Integrante do Comitê Brasileiro da Câmara de Comércio Internacional e da Comissão de Empresas Transnacionais das Nações Unidas, Jones Neves foi nomeado em 1981 representante do empregador brasileiro na Organização Internacional de Empregadores (OIE), passando a fazer parte do conselho de administração da Organização Internacional do Trabalho (OIT), onde participou das comissões de organizações internacionais e de atividades industriais, e da subcomissão de Empresas Multinacionais, viajando em missão pela OIE e a OIT para várias partes do mundo. Desenvolveu intensa atividade no exterior, representando o empregador brasileiro em conferências internacionais do trabalho, comissões das empresas transnacionais, grupos de trabalhos intergovernamentais, reuniões do conselho de administração da OIT, seminários e reuniões anuais do conselho geral da OIE, em Nova Iorque, Genebra, Costa Rica, Manila (Filipinas), Buenos Aires, São Domingos (República Dominicana), Madri, Oslo, Santiago do Chile e México.
Em novembro de 1986, sem interromper suas viagens ao exterior, candidatou-se a deputado federal pelo Espírito Santo na legenda do PMDB - que havia incorporado o PP - obtendo uma suplência. Assumiu o mandato na Câmara dos Deputados em 4 de janeiro de 1989, na vaga de Vasco Alves, eleito prefeito de Cariacica (ES). Filiado ao Partido Liberal (PL) reelegeu-se deputado federal em outubro de 1990.
Empossado em fevereiro de 1991, interrompeu seu trabalho junto à OIT e OIE para participar da Comissão de Relações Exteriores da Câmara dos Deputados, e exercer a vice-liderança da bancada.
Na sessão de 29 de setembro de 1992 votou a favor do impeachment do presidente Fernando Collor de Melo, acusado de crime de responsabilidade por ligações com um esquema de corrupção liderado pelo ex-tesoureiro de sua campanha presidencial, Paulo César Farias. Afastado da presidência logo após a votação na Câmara, Collor renunciou ao mandato em 29 de dezembro de 1992, pouco antes da conclusão do processo pelo Senado Federal, sendo efetivado na presidência da República o vice Itamar Franco, que já vinha exercendo o cargo interinamente desde o dia 2 de outubro.

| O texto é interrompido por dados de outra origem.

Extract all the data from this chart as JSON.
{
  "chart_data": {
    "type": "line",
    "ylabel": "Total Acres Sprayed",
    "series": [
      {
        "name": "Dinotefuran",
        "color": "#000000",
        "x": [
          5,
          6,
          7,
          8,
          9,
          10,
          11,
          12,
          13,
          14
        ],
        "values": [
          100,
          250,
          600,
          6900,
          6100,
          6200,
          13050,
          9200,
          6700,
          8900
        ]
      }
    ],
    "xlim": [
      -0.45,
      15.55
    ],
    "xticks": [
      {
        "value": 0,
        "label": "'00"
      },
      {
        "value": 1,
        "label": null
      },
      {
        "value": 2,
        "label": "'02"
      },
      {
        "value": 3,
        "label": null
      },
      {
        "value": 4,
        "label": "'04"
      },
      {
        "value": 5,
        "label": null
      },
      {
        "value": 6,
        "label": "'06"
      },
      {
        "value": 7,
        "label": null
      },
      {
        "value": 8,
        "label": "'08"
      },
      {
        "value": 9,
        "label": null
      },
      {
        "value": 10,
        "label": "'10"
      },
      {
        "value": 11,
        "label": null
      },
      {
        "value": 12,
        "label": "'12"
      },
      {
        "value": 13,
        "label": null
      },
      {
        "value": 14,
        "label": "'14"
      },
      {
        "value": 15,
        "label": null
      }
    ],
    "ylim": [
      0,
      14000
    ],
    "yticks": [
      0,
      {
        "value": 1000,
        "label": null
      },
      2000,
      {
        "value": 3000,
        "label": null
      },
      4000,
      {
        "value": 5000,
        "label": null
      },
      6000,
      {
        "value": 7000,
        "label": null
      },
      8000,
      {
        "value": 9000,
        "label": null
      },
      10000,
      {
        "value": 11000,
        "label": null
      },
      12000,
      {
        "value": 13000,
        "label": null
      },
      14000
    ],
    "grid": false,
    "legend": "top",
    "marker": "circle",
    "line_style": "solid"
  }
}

Jones Neves votou a favor da criação do Imposto Provisório sobre Movimentação Financeira - o chamado imposto do cheque - e pelo Fundo Social de Emergência (FSE), que permitiria ao governo gastar até 20% da arrecadação vinculada às áreas de saúde e de educação. Foi contra a obrigatoriedade do voto.
No pleito de outubro de 1994 concorreu a uma vaga no Senado Federal, na legenda do PL, não obtendo êxito. Deixou a Câmara dos Deputados ao término da legislatura, em janeiro de 1995.
Jones Neves foi topógrafo da Prefeitura do Distrito Federal, engenheiro civil e membro do conselho de administração de várias empresas, além de presidente do Sindicato dos Engenheiros do Espírito Santo.
Faleceu em novembro de 2000.
Foi casado com Léa Mota Santos Neves, e não teve filhos.
Publicou grande número de trabalhos em defesa da livre iniciativa e da conciliação entre o capital e o trabalho, entre os quais As razões da ação; a defesa da pequena e média empresa (1982), A empresa comunitária (1985), Ética e técnica (1987), A revolução necessária (1989).